Now, I don't know what to think.  I'm still not convinced that it could be a merited print.  Merited prints are picked by certified judges and those guys are tough.  I'm going to make it a point to ask some of the other photographers what they think.  I love this image and I think that it's a fine example of my work but that doesn't mean that it fits into the "mold" of a merited print.

I also entered a print in the "portrait" category and won 2nd place:

I'm a little more leery of "Portrait" than "Event" because there are always more entries in that category.  Plus, you are competing against photographers who shoot primarily portraits and often in-studio.  Portraits are what they do best so they produce some incredible work.  I was very happy to place in the category.
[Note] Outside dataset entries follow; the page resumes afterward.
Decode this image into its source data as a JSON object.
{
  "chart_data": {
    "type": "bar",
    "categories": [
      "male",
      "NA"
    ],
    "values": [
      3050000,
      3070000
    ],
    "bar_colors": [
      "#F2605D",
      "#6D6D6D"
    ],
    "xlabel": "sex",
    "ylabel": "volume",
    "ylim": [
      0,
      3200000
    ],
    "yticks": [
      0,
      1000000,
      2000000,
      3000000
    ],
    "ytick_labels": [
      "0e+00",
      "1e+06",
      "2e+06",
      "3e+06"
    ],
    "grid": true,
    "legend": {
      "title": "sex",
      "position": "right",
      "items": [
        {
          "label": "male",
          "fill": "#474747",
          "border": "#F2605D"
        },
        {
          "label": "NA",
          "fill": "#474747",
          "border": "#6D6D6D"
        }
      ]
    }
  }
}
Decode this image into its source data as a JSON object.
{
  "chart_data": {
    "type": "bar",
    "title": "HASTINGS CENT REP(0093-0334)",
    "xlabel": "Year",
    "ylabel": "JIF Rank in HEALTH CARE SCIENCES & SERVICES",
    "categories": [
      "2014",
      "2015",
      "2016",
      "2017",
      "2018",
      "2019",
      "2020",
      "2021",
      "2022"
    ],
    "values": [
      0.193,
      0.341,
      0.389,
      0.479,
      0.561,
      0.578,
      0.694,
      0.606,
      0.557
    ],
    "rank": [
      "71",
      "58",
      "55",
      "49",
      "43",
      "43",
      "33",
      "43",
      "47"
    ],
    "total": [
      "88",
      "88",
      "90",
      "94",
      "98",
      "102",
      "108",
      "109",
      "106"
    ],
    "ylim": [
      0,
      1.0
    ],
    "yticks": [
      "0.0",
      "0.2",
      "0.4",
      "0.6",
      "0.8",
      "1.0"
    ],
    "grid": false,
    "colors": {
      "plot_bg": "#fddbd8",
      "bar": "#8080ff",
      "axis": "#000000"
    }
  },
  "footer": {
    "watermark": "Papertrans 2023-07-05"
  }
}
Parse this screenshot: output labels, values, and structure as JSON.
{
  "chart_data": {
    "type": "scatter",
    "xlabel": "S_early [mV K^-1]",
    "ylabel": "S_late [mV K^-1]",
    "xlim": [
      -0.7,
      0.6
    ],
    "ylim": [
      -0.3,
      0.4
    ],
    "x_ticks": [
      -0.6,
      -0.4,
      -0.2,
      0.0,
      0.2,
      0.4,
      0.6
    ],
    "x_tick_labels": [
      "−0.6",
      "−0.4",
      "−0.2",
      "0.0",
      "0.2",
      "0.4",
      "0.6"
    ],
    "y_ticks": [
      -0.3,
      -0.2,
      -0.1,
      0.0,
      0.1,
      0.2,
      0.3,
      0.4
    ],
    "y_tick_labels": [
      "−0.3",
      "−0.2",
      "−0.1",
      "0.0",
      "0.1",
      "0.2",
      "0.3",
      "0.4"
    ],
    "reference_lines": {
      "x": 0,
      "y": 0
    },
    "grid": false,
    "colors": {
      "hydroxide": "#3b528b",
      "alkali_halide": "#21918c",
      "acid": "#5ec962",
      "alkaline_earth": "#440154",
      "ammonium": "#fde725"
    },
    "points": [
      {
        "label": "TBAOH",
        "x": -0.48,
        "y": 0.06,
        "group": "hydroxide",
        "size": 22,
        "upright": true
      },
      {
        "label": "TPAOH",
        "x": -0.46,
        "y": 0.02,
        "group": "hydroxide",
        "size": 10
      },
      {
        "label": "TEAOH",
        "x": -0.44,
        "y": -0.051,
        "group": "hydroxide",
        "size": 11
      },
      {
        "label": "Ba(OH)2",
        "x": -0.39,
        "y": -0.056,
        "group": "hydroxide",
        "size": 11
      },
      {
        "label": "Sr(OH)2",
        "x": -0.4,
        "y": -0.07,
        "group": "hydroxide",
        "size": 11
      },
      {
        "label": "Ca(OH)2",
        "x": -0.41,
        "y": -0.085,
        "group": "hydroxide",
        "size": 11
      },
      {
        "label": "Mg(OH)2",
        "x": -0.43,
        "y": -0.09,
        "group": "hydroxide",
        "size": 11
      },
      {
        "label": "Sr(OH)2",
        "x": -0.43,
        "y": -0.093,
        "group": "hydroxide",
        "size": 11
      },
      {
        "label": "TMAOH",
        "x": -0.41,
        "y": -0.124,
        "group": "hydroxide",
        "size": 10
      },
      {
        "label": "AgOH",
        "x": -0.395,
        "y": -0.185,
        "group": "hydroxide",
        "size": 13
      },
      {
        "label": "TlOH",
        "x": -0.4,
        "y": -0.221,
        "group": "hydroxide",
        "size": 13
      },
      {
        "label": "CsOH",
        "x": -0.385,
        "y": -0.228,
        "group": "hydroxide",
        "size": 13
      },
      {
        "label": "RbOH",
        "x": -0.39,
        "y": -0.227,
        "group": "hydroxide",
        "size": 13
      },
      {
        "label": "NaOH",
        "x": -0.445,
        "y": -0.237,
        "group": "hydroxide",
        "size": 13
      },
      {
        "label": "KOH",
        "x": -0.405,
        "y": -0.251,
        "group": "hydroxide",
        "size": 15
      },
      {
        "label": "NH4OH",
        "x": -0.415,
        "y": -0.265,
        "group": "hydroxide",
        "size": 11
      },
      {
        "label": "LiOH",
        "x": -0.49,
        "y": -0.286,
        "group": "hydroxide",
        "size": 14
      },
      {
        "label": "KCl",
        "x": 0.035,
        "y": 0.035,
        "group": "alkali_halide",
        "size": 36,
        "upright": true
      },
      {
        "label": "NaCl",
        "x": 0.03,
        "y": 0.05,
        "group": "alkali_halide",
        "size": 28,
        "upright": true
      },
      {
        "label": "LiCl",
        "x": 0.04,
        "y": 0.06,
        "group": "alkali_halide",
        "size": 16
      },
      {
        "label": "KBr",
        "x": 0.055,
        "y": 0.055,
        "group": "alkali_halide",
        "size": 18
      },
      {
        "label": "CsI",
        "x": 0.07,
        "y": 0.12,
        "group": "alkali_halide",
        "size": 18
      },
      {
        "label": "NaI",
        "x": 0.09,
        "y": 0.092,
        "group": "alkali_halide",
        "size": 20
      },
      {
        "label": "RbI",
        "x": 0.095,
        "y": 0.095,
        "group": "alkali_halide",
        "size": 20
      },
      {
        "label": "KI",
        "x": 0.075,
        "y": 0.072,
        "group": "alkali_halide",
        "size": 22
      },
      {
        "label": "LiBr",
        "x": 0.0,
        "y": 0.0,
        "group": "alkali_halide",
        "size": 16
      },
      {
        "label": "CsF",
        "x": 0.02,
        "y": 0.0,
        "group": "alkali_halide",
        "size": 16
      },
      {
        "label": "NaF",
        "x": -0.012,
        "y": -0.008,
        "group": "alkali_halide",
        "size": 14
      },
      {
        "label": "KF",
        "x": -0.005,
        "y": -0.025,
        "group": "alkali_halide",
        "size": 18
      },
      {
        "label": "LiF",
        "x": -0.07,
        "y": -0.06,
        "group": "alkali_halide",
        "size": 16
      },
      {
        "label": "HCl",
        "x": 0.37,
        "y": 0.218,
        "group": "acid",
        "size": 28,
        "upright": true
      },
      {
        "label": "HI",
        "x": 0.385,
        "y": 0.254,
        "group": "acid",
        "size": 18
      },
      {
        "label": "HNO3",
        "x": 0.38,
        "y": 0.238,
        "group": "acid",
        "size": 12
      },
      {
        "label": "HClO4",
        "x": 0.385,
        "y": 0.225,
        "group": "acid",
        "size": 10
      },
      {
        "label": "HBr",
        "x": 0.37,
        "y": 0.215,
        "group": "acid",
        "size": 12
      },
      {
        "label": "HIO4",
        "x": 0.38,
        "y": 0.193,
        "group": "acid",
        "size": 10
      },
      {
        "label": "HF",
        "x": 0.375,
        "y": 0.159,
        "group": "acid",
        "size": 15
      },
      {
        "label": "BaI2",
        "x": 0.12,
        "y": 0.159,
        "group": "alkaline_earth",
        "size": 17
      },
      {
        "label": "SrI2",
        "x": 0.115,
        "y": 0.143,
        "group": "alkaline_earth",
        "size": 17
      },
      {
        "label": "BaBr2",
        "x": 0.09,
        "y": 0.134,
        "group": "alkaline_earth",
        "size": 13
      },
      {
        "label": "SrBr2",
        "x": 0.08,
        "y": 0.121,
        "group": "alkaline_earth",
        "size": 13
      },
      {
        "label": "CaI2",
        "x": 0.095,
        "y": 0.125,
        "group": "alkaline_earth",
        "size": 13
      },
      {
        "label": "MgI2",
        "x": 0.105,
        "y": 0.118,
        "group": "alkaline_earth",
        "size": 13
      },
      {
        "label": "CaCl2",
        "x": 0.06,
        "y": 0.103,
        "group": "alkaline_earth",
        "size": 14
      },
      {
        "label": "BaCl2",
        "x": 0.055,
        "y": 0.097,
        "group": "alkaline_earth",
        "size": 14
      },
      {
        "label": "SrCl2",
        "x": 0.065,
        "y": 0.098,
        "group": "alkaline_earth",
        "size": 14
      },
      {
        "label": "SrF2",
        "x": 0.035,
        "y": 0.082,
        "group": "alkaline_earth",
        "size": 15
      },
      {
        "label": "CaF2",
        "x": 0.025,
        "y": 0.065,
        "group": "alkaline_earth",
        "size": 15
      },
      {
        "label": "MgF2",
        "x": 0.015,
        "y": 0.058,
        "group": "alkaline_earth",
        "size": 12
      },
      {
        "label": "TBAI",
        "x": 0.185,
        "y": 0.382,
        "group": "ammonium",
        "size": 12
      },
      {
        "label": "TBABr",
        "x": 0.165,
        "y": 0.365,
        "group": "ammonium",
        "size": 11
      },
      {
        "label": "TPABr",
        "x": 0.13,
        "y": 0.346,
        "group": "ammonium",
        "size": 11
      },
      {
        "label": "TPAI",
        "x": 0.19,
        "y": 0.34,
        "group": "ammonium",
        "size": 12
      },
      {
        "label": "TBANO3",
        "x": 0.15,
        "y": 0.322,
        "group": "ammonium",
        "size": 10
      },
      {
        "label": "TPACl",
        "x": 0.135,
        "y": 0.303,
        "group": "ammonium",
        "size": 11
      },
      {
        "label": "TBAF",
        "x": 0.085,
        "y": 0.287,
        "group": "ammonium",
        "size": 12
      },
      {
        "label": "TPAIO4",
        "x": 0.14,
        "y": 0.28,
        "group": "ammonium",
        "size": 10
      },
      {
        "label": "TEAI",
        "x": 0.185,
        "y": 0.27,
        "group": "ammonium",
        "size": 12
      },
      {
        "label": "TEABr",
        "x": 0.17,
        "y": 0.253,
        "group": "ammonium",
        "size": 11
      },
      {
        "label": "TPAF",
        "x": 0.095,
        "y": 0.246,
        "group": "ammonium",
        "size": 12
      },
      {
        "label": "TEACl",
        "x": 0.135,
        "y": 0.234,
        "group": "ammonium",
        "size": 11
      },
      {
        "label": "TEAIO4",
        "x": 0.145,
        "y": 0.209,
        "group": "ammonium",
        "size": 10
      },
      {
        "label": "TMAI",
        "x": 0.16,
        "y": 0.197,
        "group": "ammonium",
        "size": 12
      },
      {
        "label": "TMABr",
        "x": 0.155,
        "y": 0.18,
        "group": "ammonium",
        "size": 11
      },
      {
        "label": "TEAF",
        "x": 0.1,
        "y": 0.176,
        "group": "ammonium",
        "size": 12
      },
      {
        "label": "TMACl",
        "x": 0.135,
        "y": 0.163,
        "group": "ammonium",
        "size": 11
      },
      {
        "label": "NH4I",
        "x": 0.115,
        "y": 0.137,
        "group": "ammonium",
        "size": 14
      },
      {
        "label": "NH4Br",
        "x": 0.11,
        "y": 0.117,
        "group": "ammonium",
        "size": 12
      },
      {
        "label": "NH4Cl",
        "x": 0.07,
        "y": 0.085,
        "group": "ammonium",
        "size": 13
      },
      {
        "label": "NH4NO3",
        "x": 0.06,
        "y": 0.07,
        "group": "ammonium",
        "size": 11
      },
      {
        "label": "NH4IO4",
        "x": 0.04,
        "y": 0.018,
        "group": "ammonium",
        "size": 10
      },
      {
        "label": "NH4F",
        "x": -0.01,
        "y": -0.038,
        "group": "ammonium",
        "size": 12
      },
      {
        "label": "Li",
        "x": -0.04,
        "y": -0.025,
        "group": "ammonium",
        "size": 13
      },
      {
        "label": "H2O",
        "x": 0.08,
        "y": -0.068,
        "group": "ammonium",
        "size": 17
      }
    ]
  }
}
I guess this all goes to show that despite what I think, anything can happen.  :)

Tuesday, July 5, 2011

Taking pictures of fireworks

In my classes, I always get a big reaction when I show a picture of fireworks.  To a new photographer, it seems like an incredible feat to take a picture that freezes the action like that but by the end of my class they know that it's really quite easy.  All you need is a tripod and a slow shutter speed.

This year I decided to take an updated version of my fireworks shot.  I didn't want to really "stage" it because I didn't want to distract my kids from enjoying the show.  I also didn't want to use much equipment because we were going to be at a friend's house and I didn't want to carry it (Nor did I want to set it all up in the middle of a party.)  So, the task became, "How do I get a cool shot with a minimal amount of equipment?"